In 1994 the organ was refurbished. The internal action of the Pitman chests (for all the straight manual stops) was renewed. The layout of the Great chests was modified so that the basses were at each end rather than in the middle so that they could be tuned more easily. A new console was also provided. It retained the 1980 keys and swell pedal, for the sake of economy (and they seemed in reasonable condition at the time).
As mentioned, the original console had more couplers, as the octaves and suboctaves did not read through. There was a Swell Larigot 11/3, which Peter Jewkes transposed to the present Tierce, which was felt would be more use for solo and chorus colouring, especially in the absence of an Oboe. A Larigot can still be contrived by using the Nazard, Octave and Unison Off couplers.
In 2004 the console was again upgraded with new keyboards, piston configuration, capture system and a new stainless steel swell pedal.
SPECIFICATION OF THE Pre-2007 BARKER COLLEGE CHAPEL ORGAN
S T Noad and Son, 1961
Restoration and new console by Peter D G Jewkes, Pty. Ltd., 1994
Two manual console in the chapel choir (2/31 all electric)
Great (61 notes)
Swell (61 notes) – expressive
Voix céleste TC
Swell to Great
Pedal (30 notes)
Great to Pedal
Swell to Pedal
Great and Pedal pistons combined
Divisional pistons (16 levels):
6 on Swell; 6 on Great (duplicated by 6 toe levers)
General pistons (96 levels)
6 general pistons with stepped capture system; > and < pistons; 1 > toe lever
Set and Cancel pistons
To mark the fiftieth anniversary of the School Chapel in 2007, the organ was enlarged and refurbished. Peter D G Jewkes Pty. Ltd undertook the contract, with Peter Kneeshaw AM, as the organ consultant. In December 2006, the organ was taken down to allow structural renovations which included enlarging the opening of the organ chamber to permit better tonal egress and the removal of the asbestos ceiling. The Great and Swell divisions were brought forward in the chamber. Two new Pedal stops were installed in the space provided by the relocation of these divisions. The extremely small scale Pedal Bourdon 16′ (borrowed from the Great manual) was replaced with a large-scale stop, extended to 8′ pitch. The Pedal Double Trumpet (also borrowed from the Great) was replaced by a full-length spotted metal Trombone 16′, again extended to 8′, with the Double Trumpet 16’ now both available on the Great and as a second reed on the Pedal.
The original wood and cloth grille that covered the opening of the chamber was replaced by a new working pipe façade, which was designed and constructed by the Jewkes firm, in conjunction with the College architect.
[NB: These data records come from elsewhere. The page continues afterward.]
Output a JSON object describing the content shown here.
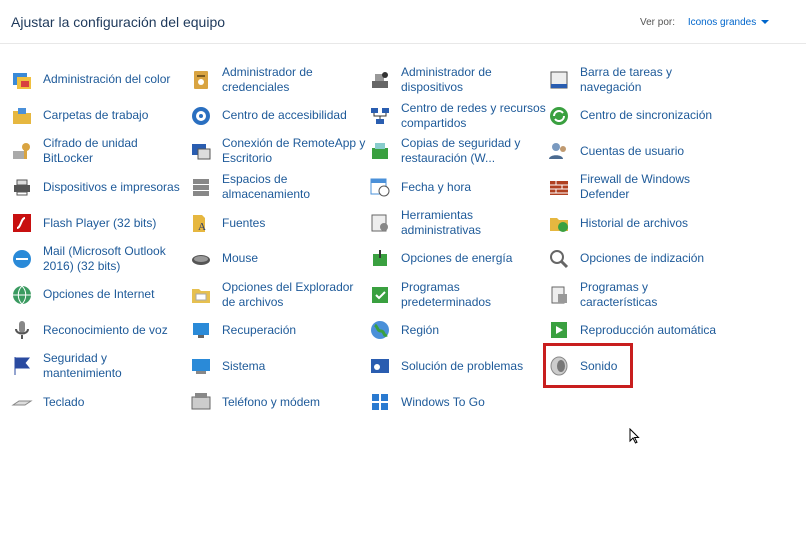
{
  "header": {
    "title": "Ajustar la configuración del equipo",
    "view_by_label": "Ver por:",
    "view_by_value": "Iconos grandes"
  },
  "colors": {
    "link": "#1e5a99",
    "title": "#1e395b",
    "highlight": "#c81e1e"
  },
  "items": [
    {
      "label": "Administración del color",
      "icon": "color-management-icon"
    },
    {
      "label": "Administrador de\ncredenciales",
      "icon": "credential-manager-icon"
    },
    {
      "label": "Administrador de\ndispositivos",
      "icon": "device-manager-icon"
    },
    {
      "label": "Barra de tareas y\nnavegación",
      "icon": "taskbar-icon"
    },
    {
      "label": "Carpetas de trabajo",
      "icon": "work-folders-icon"
    },
    {
      "label": "Centro de accesibilidad",
      "icon": "ease-of-access-icon"
    },
    {
      "label": "Centro de redes y recursos\ncompartidos",
      "icon": "network-center-icon"
    },
    {
      "label": "Centro de sincronización",
      "icon": "sync-center-icon"
    },
    {
      "label": "Cifrado de unidad\nBitLocker",
      "icon": "bitlocker-icon"
    },
    {
      "label": "Conexión de RemoteApp y\nEscritorio",
      "icon": "remoteapp-icon"
    },
    {
      "label": "Copias de seguridad y\nrestauración (W...",
      "icon": "backup-restore-icon"
    },
    {
      "label": "Cuentas de usuario",
      "icon": "user-accounts-icon"
    },
    {
      "label": "Dispositivos e impresoras",
      "icon": "devices-printers-icon"
    },
    {
      "label": "Espacios de\nalmacenamiento",
      "icon": "storage-spaces-icon"
    },
    {
      "label": "Fecha y hora",
      "icon": "date-time-icon"
    },
    {
      "label": "Firewall de Windows\nDefender",
      "icon": "firewall-icon"
    },
    {
      "label": "Flash Player (32 bits)",
      "icon": "flash-player-icon"
    },
    {
      "label": "Fuentes",
      "icon": "fonts-icon"
    },
    {
      "label": "Herramientas\nadministrativas",
      "icon": "admin-tools-icon"
    },
    {
      "label": "Historial de archivos",
      "icon": "file-history-icon"
    },
    {
      "label": "Mail (Microsoft Outlook\n2016) (32 bits)",
      "icon": "mail-icon"
    },
    {
      "label": "Mouse",
      "icon": "mouse-icon"
    },
    {
      "label": "Opciones de energía",
      "icon": "power-options-icon"
    },
    {
      "label": "Opciones de indización",
      "icon": "indexing-options-icon"
    },
    {
      "label": "Opciones de Internet",
      "icon": "internet-options-icon"
    },
    {
      "label": "Opciones del Explorador\nde archivos",
      "icon": "file-explorer-options-icon"
    },
    {
      "label": "Programas\npredeterminados",
      "icon": "default-programs-icon"
    },
    {
      "label": "Programas y\ncaracterísticas",
      "icon": "programs-features-icon"
    },
    {
      "label": "Reconocimiento de voz",
      "icon": "speech-recognition-icon"
    },
    {
      "label": "Recuperación",
      "icon": "recovery-icon"
    },
    {
      "label": "Región",
      "icon": "region-icon"
    },
    {
      "label": "Reproducción automática",
      "icon": "autoplay-icon"
    },
    {
      "label": "Seguridad y\nmantenimiento",
      "icon": "security-maintenance-icon"
    },
    {
      "label": "Sistema",
      "icon": "system-icon"
    },
    {
      "label": "Solución de problemas",
      "icon": "troubleshooting-icon"
    },
    {
      "label": "Sonido",
      "icon": "sound-icon"
    },
    {
      "label": "Teclado",
      "icon": "keyboard-icon"
    },
    {
      "label": "Teléfono y módem",
      "icon": "phone-modem-icon"
    },
    {
      "label": "Windows To Go",
      "icon": "windows-to-go-icon"
    }
  ]
}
The lower grille section was designed and manufactured by the Barker College Maintenance Division. The new casework contains the larger pipes of a new Open Diapason No. 2 for the Great division, along with a new bottom octave for the Open Diapason No. 1. A Clarion 4’ was also added to the Great.
A new notes’ switching system was imported from Solid State Organ Systems (UK) and a larger blower from Aug Laukhuff in Germany was added. Further enhancements include a transposer, MIDI and playback facilities.
Past Chapel organists include Alan Tregaskis, Enid Anderson, Richard Watts, John Scott and Laurie Wigney. The present College organist is Dr Greg Cunningham. Mr Peter Kneeshaw, AM (who teaches organ at Barker) and Mr James Allington, Director of Music, assist in playing for services.